Department of Internal Medicine, Vanderbilt University Medical Center, Nashville, TN, USA.
Division of Allergy, Pulmonary and Critical Care Medicine, Vanderbilt University Medical Center, Nashville, TN, USA.
Respir Res. 2022 May 28;23(1):138. doi: 10.1186/s12931-022-02055-0.
Study of pulmonary arterial hypertension (PAH) in claims-based (CB) cohorts may facilitate understanding of disease epidemiology, however previous CB algorithms to identify PAH have had limited test characteristics. We hypothesized that machine learning algorithms (MLA) could accurately identify PAH in an CB cohort.
ICD-9/10 codes, CPT codes or PAH medications were used to screen an electronic medical record (EMR) for possible PAH. A subset (Development Cohort) was manually reviewed and adjudicated as PAH or "not PAH" and used to train and test MLAs. A second subset (Refinement Cohort) was manually reviewed and combined with the Development Cohort to make The Final Cohort, again divided into training and testing sets, with MLA characteristics defined on test set. The MLA was validated using an independent EMR cohort.
194 PAH and 786 "not PAH" in the Development Cohort trained and tested the initial MLA. In the Final Cohort test set, the final MLA sensitivity was 0.88, specificity was 0.93, positive predictive value was 0.89, and negative predictive value was 0.92. Persistence and strength of PAH medication use and CPT code for right heart catheterization were principal MLA features. Applying the MLA to the EMR cohort using a split cohort internal validation approach, we found 265 additional non-confirmed cases of suspected PAH that exhibited typical PAH demographics, comorbidities, hemodynamics.
We developed and validated a MLA using only CB features that identified PAH in the EMR with strong test characteristics. When deployed across an entire EMR, the MLA identified cases with known features of PAH.

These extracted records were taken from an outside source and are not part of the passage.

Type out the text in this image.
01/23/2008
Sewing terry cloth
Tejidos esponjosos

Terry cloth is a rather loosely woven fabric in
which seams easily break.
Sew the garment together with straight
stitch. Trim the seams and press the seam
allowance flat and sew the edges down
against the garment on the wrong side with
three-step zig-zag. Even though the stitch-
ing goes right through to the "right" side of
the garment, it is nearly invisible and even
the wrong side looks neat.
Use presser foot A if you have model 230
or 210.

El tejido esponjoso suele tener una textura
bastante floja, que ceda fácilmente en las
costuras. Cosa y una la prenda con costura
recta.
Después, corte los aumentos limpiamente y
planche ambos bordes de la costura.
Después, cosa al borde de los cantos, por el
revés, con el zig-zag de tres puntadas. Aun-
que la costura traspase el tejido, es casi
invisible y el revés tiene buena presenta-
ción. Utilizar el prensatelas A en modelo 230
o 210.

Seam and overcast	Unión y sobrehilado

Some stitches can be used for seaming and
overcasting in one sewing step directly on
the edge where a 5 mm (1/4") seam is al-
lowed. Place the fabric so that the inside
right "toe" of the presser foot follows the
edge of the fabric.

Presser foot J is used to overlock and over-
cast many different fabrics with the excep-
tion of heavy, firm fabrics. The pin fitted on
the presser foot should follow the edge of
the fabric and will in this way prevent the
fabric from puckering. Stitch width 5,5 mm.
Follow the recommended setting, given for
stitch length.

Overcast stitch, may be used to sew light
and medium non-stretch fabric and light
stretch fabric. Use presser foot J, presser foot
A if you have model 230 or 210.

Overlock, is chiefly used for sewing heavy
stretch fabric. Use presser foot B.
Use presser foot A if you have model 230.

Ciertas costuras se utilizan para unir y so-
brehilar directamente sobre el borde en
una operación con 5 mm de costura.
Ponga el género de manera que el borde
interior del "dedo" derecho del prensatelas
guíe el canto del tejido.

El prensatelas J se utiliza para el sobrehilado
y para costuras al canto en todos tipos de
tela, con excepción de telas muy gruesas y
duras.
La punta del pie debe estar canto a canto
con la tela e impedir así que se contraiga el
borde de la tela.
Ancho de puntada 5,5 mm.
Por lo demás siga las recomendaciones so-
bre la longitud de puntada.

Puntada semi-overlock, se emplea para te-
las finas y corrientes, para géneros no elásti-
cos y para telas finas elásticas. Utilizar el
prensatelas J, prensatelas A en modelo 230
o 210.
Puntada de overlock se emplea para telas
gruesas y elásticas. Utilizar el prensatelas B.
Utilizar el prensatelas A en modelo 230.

基于索赔(CB)队列的肺动脉高压(PAH)研究可能有助于了解疾病流行病学,但以前用于识别 PAH 的 CB 算法的测试特征有限。我们假设机器学习算法(MLA)可以在 CB 队列中准确识别 PAH。
使用 ICD-9/10 代码、CPT 代码或 PAH 药物筛选电子病历(EMR)中可能的 PAH。一个子集(开发队列)进行了手动审查和裁决为 PAH 或“非 PAH”,并用于训练和测试 MLA。第二个子集(精炼队列)进行了手动审查,并与开发队列合并为最终队列,再次分为训练和测试集,在测试集上定义 MLA 特征。使用独立的 EMR 队列验证 MLA。
在开发队列中,有 194 例 PAH 和 786 例“非 PAH”被训练和测试了初始 MLA。在最终队列的测试集中,最终 MLA 的敏感性为 0.88,特异性为 0.93,阳性预测值为 0.89,阴性预测值为 0.92。PAH 药物使用的持久性和强度以及右心导管插入术的 CPT 代码是主要的 MLA 特征。使用拆分队列内部验证方法将 MLA 应用于 EMR 队列,我们发现了 265 例疑似 PAH 的额外非确诊病例,这些病例表现出典型的 PAH 人口统计学、合并症、血液动力学特征。
我们仅使用 CB 特征开发和验证了一种 MLA,该 MLA 可在 EMR 中以较强的测试特征识别 PAH。当在整个 EMR 中部署时,MLA 可以识别具有已知 PAH 特征的病例。